A group of us have taken to doing script readings online. Table reads, working as hard as we can to stay ahead of the script enough so that there are no awkward pauses while we figure out who’s going to take the part. This Saturday night saw a group of us doing a read of Book of Shadows: Blair Witch 2. I hadn’t seen it, which is okay; the script apparently deviates in some interesting ways, but neither was very good. Anyway, after the reading, we got to talking about the archetype of the witch.
Of course, the Witch is older than film. So old we don’t know how old she is. She comes with a lot of baggage. Old stories do. The stories change with time and with social development, but their roots run deep. It’s impossible to liberate the old stories from their origins entirely, and it’s certainly true that not all creators try.
The script at least paid lip service to the idea; the character named Heather in the script (I don’t know which character she is in the finished film) is a self-declared Wiccan. She gives one of the little “living in harmony with nature” speeches that can make you feel embarrassed to be a Pagan. I’ve heard it many times before, and I was willing to let that go. But then, as the story progressed, she, too, was willing to slip into “witch” to mean “evil woman.”

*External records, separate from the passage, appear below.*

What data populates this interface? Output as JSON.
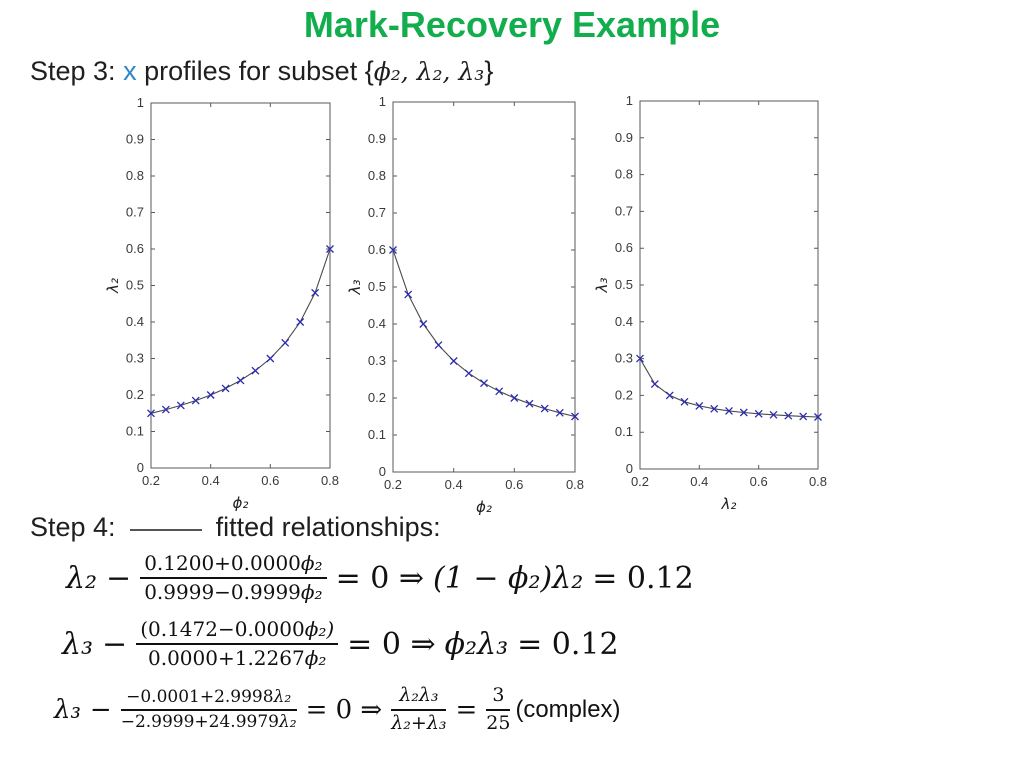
{
  "slide": {
    "title": "Mark-Recovery Example",
    "title_color": "#12AD4C",
    "step3": {
      "prefix": "Step 3:",
      "x": "x",
      "x_color": "#2E86C8",
      "mid": "profiles for subset {",
      "vars": "ϕ₂, λ₂, λ₃",
      "end": "}"
    },
    "step4": {
      "prefix": "Step 4:",
      "suffix": "fitted relationships:",
      "line_swatch_color": "#555555"
    }
  },
  "chart_data": [
    {
      "type": "line",
      "xlabel": "ϕ₂",
      "ylabel": "λ₂",
      "xlim": [
        0.2,
        0.8
      ],
      "ylim": [
        0,
        1
      ],
      "xticks": [
        0.2,
        0.4,
        0.6,
        0.8
      ],
      "xticklabels": [
        "0.2",
        "0.4",
        "0.6",
        "0.8"
      ],
      "yticks": [
        0,
        0.1,
        0.2,
        0.3,
        0.4,
        0.5,
        0.6,
        0.7,
        0.8,
        0.9,
        1
      ],
      "yticklabels": [
        "0",
        "0.1",
        "0.2",
        "0.3",
        "0.4",
        "0.5",
        "0.6",
        "0.7",
        "0.8",
        "0.9",
        "1"
      ],
      "marker": "x",
      "grid": false,
      "line_color": "#4a4a4a",
      "marker_color": "#2b2bb0",
      "axis_color": "#5a5a5a",
      "tick_label_color": "#3a3a3a",
      "x": [
        0.2,
        0.25,
        0.3,
        0.35,
        0.4,
        0.45,
        0.5,
        0.55,
        0.6,
        0.65,
        0.7,
        0.75,
        0.8
      ],
      "y": [
        0.15,
        0.16,
        0.1714,
        0.1846,
        0.2,
        0.2182,
        0.24,
        0.2667,
        0.3,
        0.3429,
        0.4,
        0.48,
        0.6
      ]
    },
    {
      "type": "line",
      "xlabel": "ϕ₂",
      "ylabel": "λ₃",
      "xlim": [
        0.2,
        0.8
      ],
      "ylim": [
        0,
        1
      ],
      "xticks": [
        0.2,
        0.4,
        0.6,
        0.8
      ],
      "xticklabels": [
        "0.2",
        "0.4",
        "0.6",
        "0.8"
      ],
      "yticks": [
        0,
        0.1,
        0.2,
        0.3,
        0.4,
        0.5,
        0.6,
        0.7,
        0.8,
        0.9,
        1
      ],
      "yticklabels": [
        "0",
        "0.1",
        "0.2",
        "0.3",
        "0.4",
        "0.5",
        "0.6",
        "0.7",
        "0.8",
        "0.9",
        "1"
      ],
      "marker": "x",
      "grid": false,
      "line_color": "#4a4a4a",
      "marker_color": "#2b2bb0",
      "axis_color": "#5a5a5a",
      "tick_label_color": "#3a3a3a",
      "x": [
        0.2,
        0.25,
        0.3,
        0.35,
        0.4,
        0.45,
        0.5,
        0.55,
        0.6,
        0.65,
        0.7,
        0.75,
        0.8
      ],
      "y": [
        0.6,
        0.48,
        0.4,
        0.3429,
        0.3,
        0.2667,
        0.24,
        0.2182,
        0.2,
        0.1846,
        0.1714,
        0.16,
        0.15
      ]
    },
    {
      "type": "line",
      "xlabel": "λ₂",
      "ylabel": "λ₃",
      "xlim": [
        0.2,
        0.8
      ],
      "ylim": [
        0,
        1
      ],
      "xticks": [
        0.2,
        0.4,
        0.6,
        0.8
      ],
      "xticklabels": [
        "0.2",
        "0.4",
        "0.6",
        "0.8"
      ],
      "yticks": [
        0,
        0.1,
        0.2,
        0.3,
        0.4,
        0.5,
        0.6,
        0.7,
        0.8,
        0.9,
        1
      ],
      "yticklabels": [
        "0",
        "0.1",
        "0.2",
        "0.3",
        "0.4",
        "0.5",
        "0.6",
        "0.7",
        "0.8",
        "0.9",
        "1"
      ],
      "marker": "x",
      "grid": false,
      "line_color": "#4a4a4a",
      "marker_color": "#2b2bb0",
      "axis_color": "#5a5a5a",
      "tick_label_color": "#3a3a3a",
      "x": [
        0.2,
        0.25,
        0.3,
        0.35,
        0.4,
        0.45,
        0.5,
        0.55,
        0.6,
        0.65,
        0.7,
        0.75,
        0.8
      ],
      "y": [
        0.3,
        0.2308,
        0.2,
        0.1826,
        0.1714,
        0.1636,
        0.1579,
        0.1535,
        0.15,
        0.1472,
        0.1448,
        0.1429,
        0.1412
      ]
    }
  ],
  "equations": {
    "eq1": {
      "lhs": "λ₂",
      "minus": "−",
      "num_coef": "0.1200+0.0000",
      "num_var": "ϕ₂",
      "den_coef": "0.9999−0.9999",
      "den_var": "ϕ₂",
      "mid": "= 0 ⇒",
      "rhs_expr": "(1 − ϕ₂)λ₂",
      "rhs_eq": "= 0.12"
    },
    "eq2": {
      "lhs": "λ₃",
      "minus": "−",
      "num_coef": "(0.1472−0.0000",
      "num_var": "ϕ₂)",
      "den_coef": "0.0000+1.2267",
      "den_var": "ϕ₂",
      "mid": "= 0 ⇒",
      "rhs_expr": "ϕ₂λ₃",
      "rhs_eq": "= 0.12"
    },
    "eq3": {
      "lhs": "λ₃",
      "minus": "−",
      "num_coef": "−0.0001+2.9998",
      "num_var": "λ₂",
      "den_coef": "−2.9999+24.9979",
      "den_var": "λ₂",
      "mid": "= 0 ⇒",
      "rhs_frac_num": "λ₂λ₃",
      "rhs_frac_den": "λ₂+λ₃",
      "eq_sign": "=",
      "ratio_num": "3",
      "ratio_den": "25",
      "note": "(complex)"
    }
  }
}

At her heart, the Witch is a figure of feminine power; remember that, in Harry Potter, “wizard” is the universal term, but “witch” means “female wizard.” In his last book, Sir Terry Pratchett started exploring the idea that the whole thing might not be so cut-and-dry as all that, but that’s after decades of declaring that Witch=female and Wizard=male. L. Frank Baum? Witches, be they Good or Wicked. If we go back to history, we have the Salem Witch Trials; men and women were tried, convicted, and hanged, but it was women first. Nowhere near as many women were killed as some people will try to convince you, and a heck of a lot more men, but the easiest way to be accused of witchcraft was to be a woman doing what you weren’t expected to.
But, the odd Glinda or Esme Weatherwax or Hermione Granger aside, the Witch is also a symbol of darkness, of—well. Take your adjective. Wicked. Evil. Things like that. She is in the Halloween pantheon along with the Vampire, the Werewolf, the Ghost, what Stephen King calls the Thing With No Name. What’s more, she is one of the few really old yet lingering female archetypes with anything approaching power, and often, her power is rooted in her very femininity. Her evil is rooted in fear of her power.
I don’t think all uses of the Witch are misogynistic, not even all uses of the Wicked Witch. But I think the archetype itself has a fair amount of misogyny behind it. I think it’s rooted in a fear and distrust and, yes, even hatred of women, and I think it’s all too easy for that fear and distrust and hatred to come to the surface when she is used. The word is so old that its etymology is uncertain; conversely, its theoretical equivalent, “warlock,” is only from the sixteenth century. And means, originally, “Oath-breaker.” But witchcraft has been women’s work for over a thousand years.
What makes the Witch wicked, as she usually is? She has failed in some way to be properly feminine. She holds wisdom or magic or just raw power of some sort. She can make you do what you don’t want to do—in the Book of Shadows script, she’s been dead for a long time and still warps Our Ostensible Heroes’ perceptions of reality. In the book of The Wizard of Oz, the Wicked Witch of the West is able to enslave Dorothy, and in the movie, the Good Witch holds knowledge that she keeps from Dorothy to make her tramp all over Oz instead.
Frankly, the Wicked Witch of the West is in many ways driven by sympathetic aims. Her sister has been killed, and her sister’s property has been stolen by the murderer. Put in those terms, her anger is completely reasonable, as is her drive for revenge. Hence Wicked. But the other perspective is engrained so deeply that “wicked” is just part of her name. Which she doesn’t have, in the original. But Glinda does, and Glinda is much closer to our perception of the Fairy Queen. It’s the wicked one who’s the witch as we think of them.